Dick has a faraway look on his face now, probably daydreaming about being on the south fork of the Snake with a fly rod and a serious whiskey buzz on—anything to forget that he's at a "black site." My colleague, Hammond Dunbar, walks in the room and approaches Dick. Dunbar is dressed sharply in dark trousers, a crisp white shirt and a tie. He carries himself in a confident, jaunty manner. "Hey Dick," Dunbar says, slapping him hard and square on the face. "We’ve now reached the aggressive portion of the interrogation and it's gonna be some fun, buddy! By the way, have you ever listened to K Billy's Super Sounds of the 70's? That's my favorite."
Dunbar changes the music to Stealer Wheel's "Stuck in the Middle With You" and starts dancing around the room, singing along a little too. "Well I don't know why I came here tonight, I got the feeling that something ain't right..." He’s enjoying himself, obviously, sliding into a relaxed groove with his dancing, maintaining eye contact with Dick. There’s a barber's straight razor in his hand that he pulled out of his sock. Dunbar lays a couple of spin moves on Dick, and the grin on his face now is positively demonic. This is a performance!

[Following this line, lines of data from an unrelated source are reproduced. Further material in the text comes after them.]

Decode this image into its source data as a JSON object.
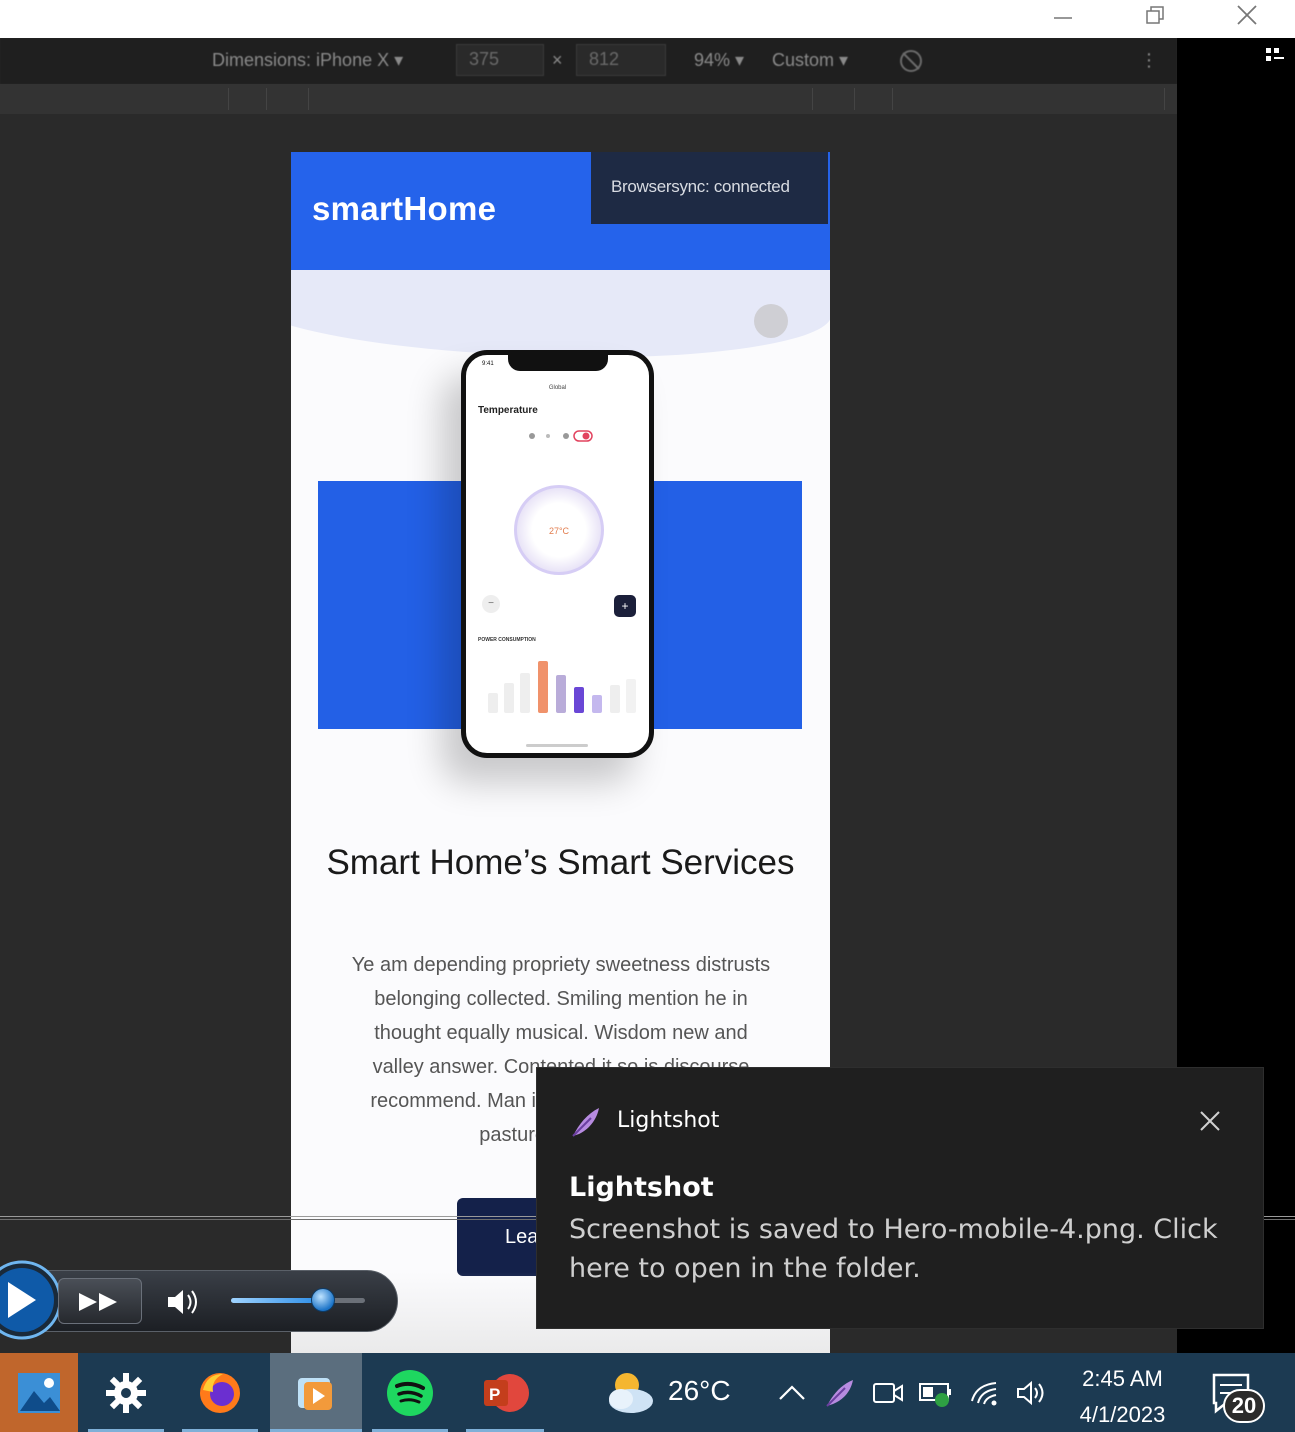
{
  "devtools": {
    "dimensions_label": "Dimensions: iPhone X ▾",
    "width": "375",
    "times": "×",
    "height": "812",
    "zoom": "94% ▾",
    "throttle": "Custom ▾",
    "more": "⋮"
  },
  "site": {
    "brand": "smartHome",
    "browsersync": "Browsersync: connected",
    "heading": "Smart Home’s Smart Services",
    "body_lines": [
      "Ye am depending propriety sweetness distrusts",
      "belonging collected. Smiling mention he in",
      "thought equally musical. Wisdom new and",
      "valley answer. Contented it so is discourse",
      "recommend. Man its upon him call mile. An",
      "pasture he himself",
      "co"
    ],
    "cta_label": "Lea",
    "phone": {
      "status_time": "9:41",
      "screen_title": "Global",
      "section": "Temperature",
      "dial_value": "27°C",
      "caption": "POWER CONSUMPTION"
    }
  },
  "toast": {
    "app_name": "Lightshot",
    "title": "Lightshot",
    "message": "Screenshot is saved to Hero-mobile-4.png. Click here to open in the folder."
  },
  "taskbar": {
    "weather_temp": "26°C",
    "time": "2:45 AM",
    "date": "4/1/2023",
    "notification_count": "20"
  },
  "media_player": {
    "volume_fraction": 0.65
  },
  "colors": {
    "brand_blue": "#2563eb",
    "taskbar": "#1c3a52",
    "toast_bg": "#1f1f1f"
  }
}
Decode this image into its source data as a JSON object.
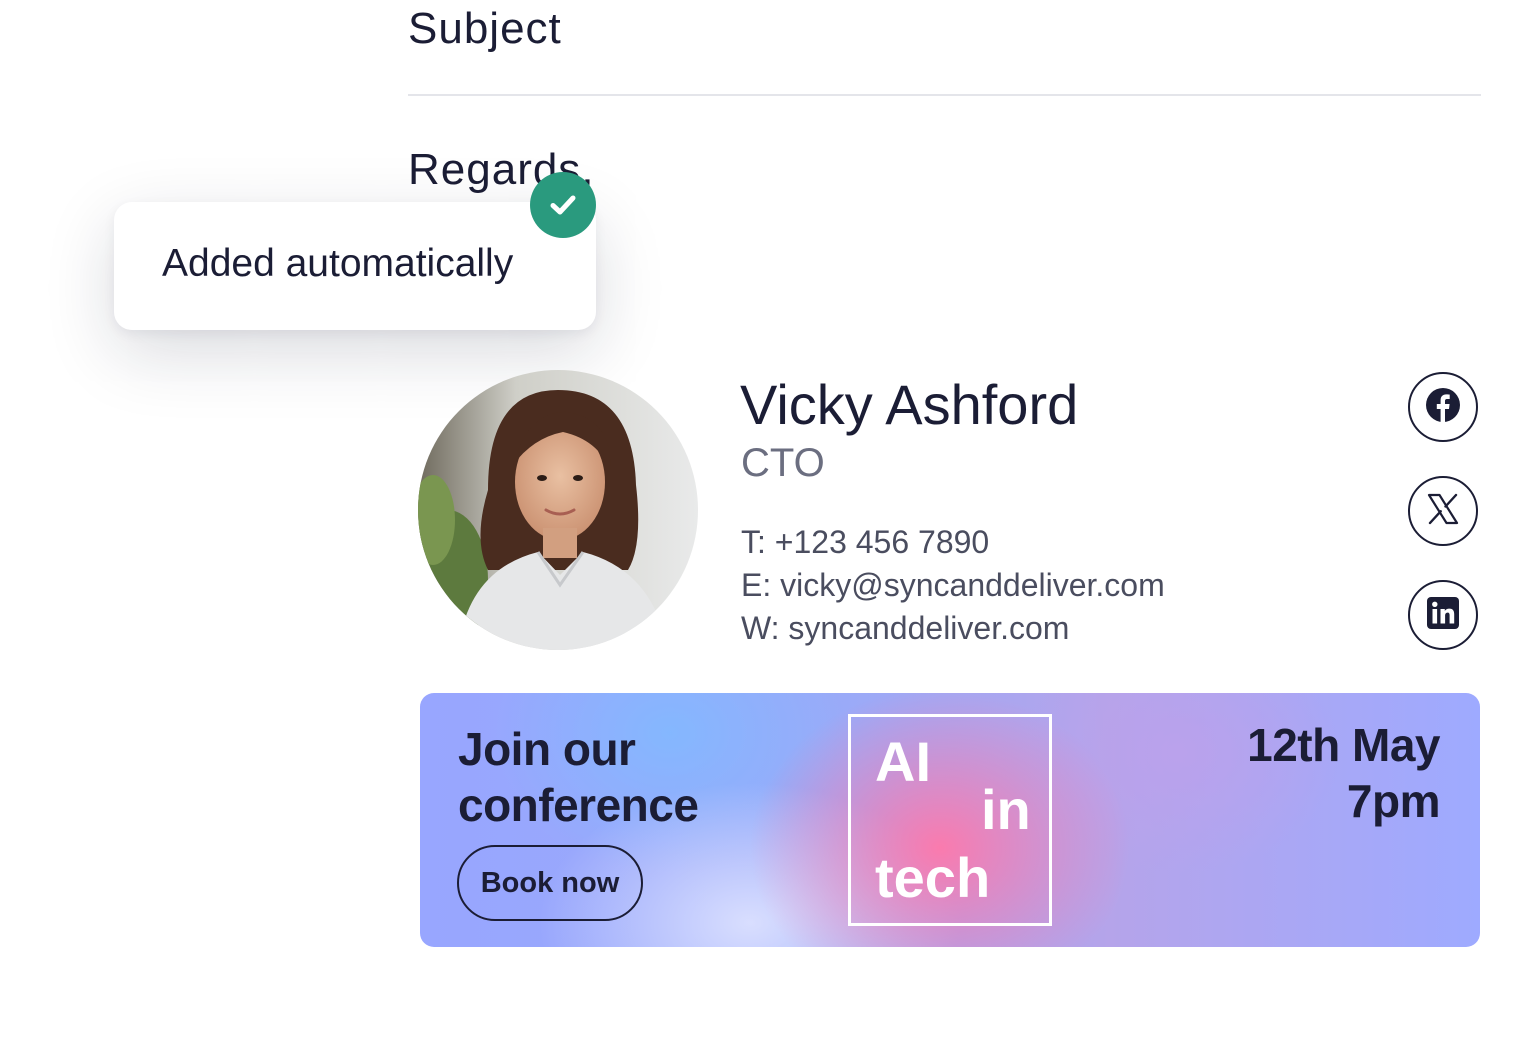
{
  "compose": {
    "subject_label": "Subject",
    "body_text": "Regards,"
  },
  "toast": {
    "message": "Added automatically",
    "icon": "check-icon",
    "badge_color": "#2a9a7e"
  },
  "signature": {
    "photo": "profile-photo",
    "name": "Vicky Ashford",
    "role": "CTO",
    "phone": "T: +123 456 7890",
    "email": "E: vicky@syncanddeliver.com",
    "website": "W: syncanddeliver.com",
    "socials": [
      {
        "icon": "facebook-icon"
      },
      {
        "icon": "x-twitter-icon"
      },
      {
        "icon": "linkedin-icon"
      }
    ]
  },
  "banner": {
    "headline_line1": "Join our",
    "headline_line2": "conference",
    "cta_label": "Book now",
    "logo_word1": "AI",
    "logo_word2": "in",
    "logo_word3": "tech",
    "date": "12th May",
    "time": "7pm"
  },
  "colors": {
    "text_primary": "#1b1d35",
    "text_secondary": "#6b6e80",
    "divider": "#e4e5ea"
  }
}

"Richard 'Dick' Cheney, did you commit the murders of actress Sharon Tate, Wojciech Frykowski and his partner—the coffee bean heiress Abigail Folger—together with celebrity hairstylist Jay Sebring on the evening of August 9, 1969 in the city of Los Angeles?" Hammond Dunbar asks Dick Cheney, in a basso profundo, stentorian tone. Dunbar is really hamming it up, clearly enjoying himself. Yet it’s obvious he means business. Dick doesn’t know what to say. He stares at Dunbar with a quizzical look on his face. Hammond reaches out and flicks Dick's ear a couple of times with the back of the straight razor. Dick flinches.
"Did you commit the murder of Sharon Tate and three of her friends on that summer evening in L.A., Dick?" Dunbar inquires again. Dick is still hesitating, being the tough guy. Dunbar turns the razor around so the business edge rests on top of Dick's ear. "And by the way, what is your favorite Vincent van Gogh painting? I know everyone says 'Starry Night' but personally I prefer 'Cafe Terrace At Night', don't you?"
"Yes, I did it! I committed those murders!" Dick shouts. "I'm a sociopath," he blurts out. "And a pathological liar. Plus I killed Leno and Rosemary LaBianca the next evening."
Dunbar smiles broadly. "Well that second part was a bonus!" he says. "People know about the lying sociopath, but the LaBianca murders too? Pure gold, Dicky! And you setting Charlie Manson up to take the fall? You're an evil genius, no doubt about it. Oh, and one more thing, Dick. Looks like ol’ Jesse 'The Body' Ventura was right, no?"
Dick is slumped forward in his chair now, glassy-eyed. He’s mumbling, the words barely discernable. His hands are balled up in fistic rage and he's pounding them on the chair. He's saying, "I'd do it again in a minute, I'd do it again in a minute, I'd do it again in a minute..."
I'm starting to gradually wake up now, and as the dream fades into reality, Dunbar is dancing once again, like he's the Gene Kelly of the CIA. He's still singing too, finishing the song in a fine singing voice, his eyes locked on Dick the entire time:
"Yes, I'm stuck in the middle with you,/And I'm wondering what it is I should do/It's so hard to keep this smile from my face,/Losing control, and I'm all over the place/Clowns to left of me, jokers to the right,/Here I am, stuck in the middle with you."